Amidst market caps of $2.887tn and $2.875tn, Microsoft edges ahead on concerns about iPhone sales

On Friday, Microsoft’s stock market value surpassed Apple’s for the first time since 2021, securing its position as the world’s most valuable company. Apple inched up 0.2%, while Microsoft gained 1%, reaching its highest-ever market capitalization at $2.887tn, according to LSEG data. Apple’s market capitalization, based on Thursday’s filing, stood at $2.875tn. The shift was fueled by concerns about iPhone demand impacting Apple’s shares.

Concerns regarding smartphone demand have caused a 3% decline in Apple’s shares in 2024, following a notable 48% surge last year. In contrast, Microsoft has seen a 3% increase year-to-date, building on a remarkable 57% surge in 2023, attributed in part to its leadership in generative artificial intelligence, notably through an investment in OpenAI, the creator of ChatGPT.

On December 14, Apple achieved its highest market capitalization at $3.081tn, as reported by LSEG.

Microsoft has integrated OpenAI’s technology into its range of productivity software, contributing to a resurgence in its cloud-computing sector during the July-September quarter. This AI advantage has also positioned Microsoft to challenge Google’s dominance in web search.

On the other hand, Apple is contending with subdued demand, particularly for its flagship product, the iPhone. In China, a crucial market, demand has dwindled amid the country’s gradual economic recovery from the Covid-19 pandemic, coupled with the resurgence of Huawei, which is eating into Apple’s market share.

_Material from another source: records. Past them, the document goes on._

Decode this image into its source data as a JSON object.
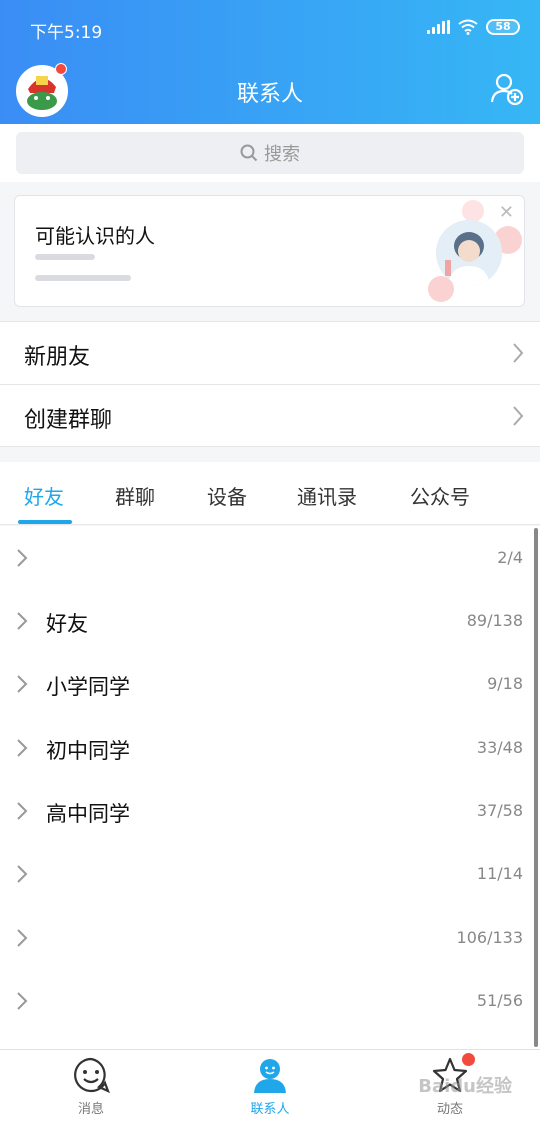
{
  "status_bar": {
    "time": "下午5:19",
    "battery": "58"
  },
  "header": {
    "title": "联系人"
  },
  "search": {
    "placeholder": "搜索"
  },
  "suggestion_card": {
    "title": "可能认识的人"
  },
  "menu": [
    {
      "label": "新朋友"
    },
    {
      "label": "创建群聊"
    }
  ],
  "tabs": [
    {
      "label": "好友",
      "active": true
    },
    {
      "label": "群聊",
      "active": false
    },
    {
      "label": "设备",
      "active": false
    },
    {
      "label": "通讯录",
      "active": false
    },
    {
      "label": "公众号",
      "active": false
    }
  ],
  "groups": [
    {
      "name": "",
      "count": "2/4"
    },
    {
      "name": "好友",
      "count": "89/138"
    },
    {
      "name": "小学同学",
      "count": "9/18"
    },
    {
      "name": "初中同学",
      "count": "33/48"
    },
    {
      "name": "高中同学",
      "count": "37/58"
    },
    {
      "name": "",
      "count": "11/14"
    },
    {
      "name": "",
      "count": "106/133"
    },
    {
      "name": "",
      "count": "51/56"
    }
  ],
  "bottom_nav": [
    {
      "label": "消息",
      "icon": "smiley-icon",
      "active": false
    },
    {
      "label": "联系人",
      "icon": "contact-person-icon",
      "active": true
    },
    {
      "label": "动态",
      "icon": "star-icon",
      "active": false
    }
  ],
  "watermark": "Baidu经验",
  "colors": {
    "accent": "#1fa7ea",
    "header_start": "#3a8df5",
    "header_end": "#36b7f5",
    "badge": "#f34a3e"
  }
}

The sales of Apple’s Vision Pro mixed-reality headset are set to commence on February 2 in the United States, marking the company’s most significant product launch since the iPhone in 2007. However, according to a recent UBS report, Vision Pro sales are projected to have a “relatively immaterial” impact on Apple’s earnings per share in 2024.

Several times since 2018, Microsoft has temporarily surpassed Apple as the most valuable company, notably in 2021 when concerns about pandemic-related supply-chain shortages impacted Apple’s stock.

In its latest quarterly report in November, Apple provided a sales forecast for the holiday quarter that fell short of Wall Street expectations, primarily due to weak demand for iPads and wearables.

According to LSEG, analysts, on average, anticipate Apple to report a 0.7% year-on-year revenue increase to $117.9bn for the December quarter. If realized, this would mark its first revenue growth in four quarters. Apple is scheduled to release its results on February 1.

Analysts are projecting Microsoft to announce a 16% revenue boost to $61.1bn in the upcoming weeks, driven by sustained growth in its cloud business.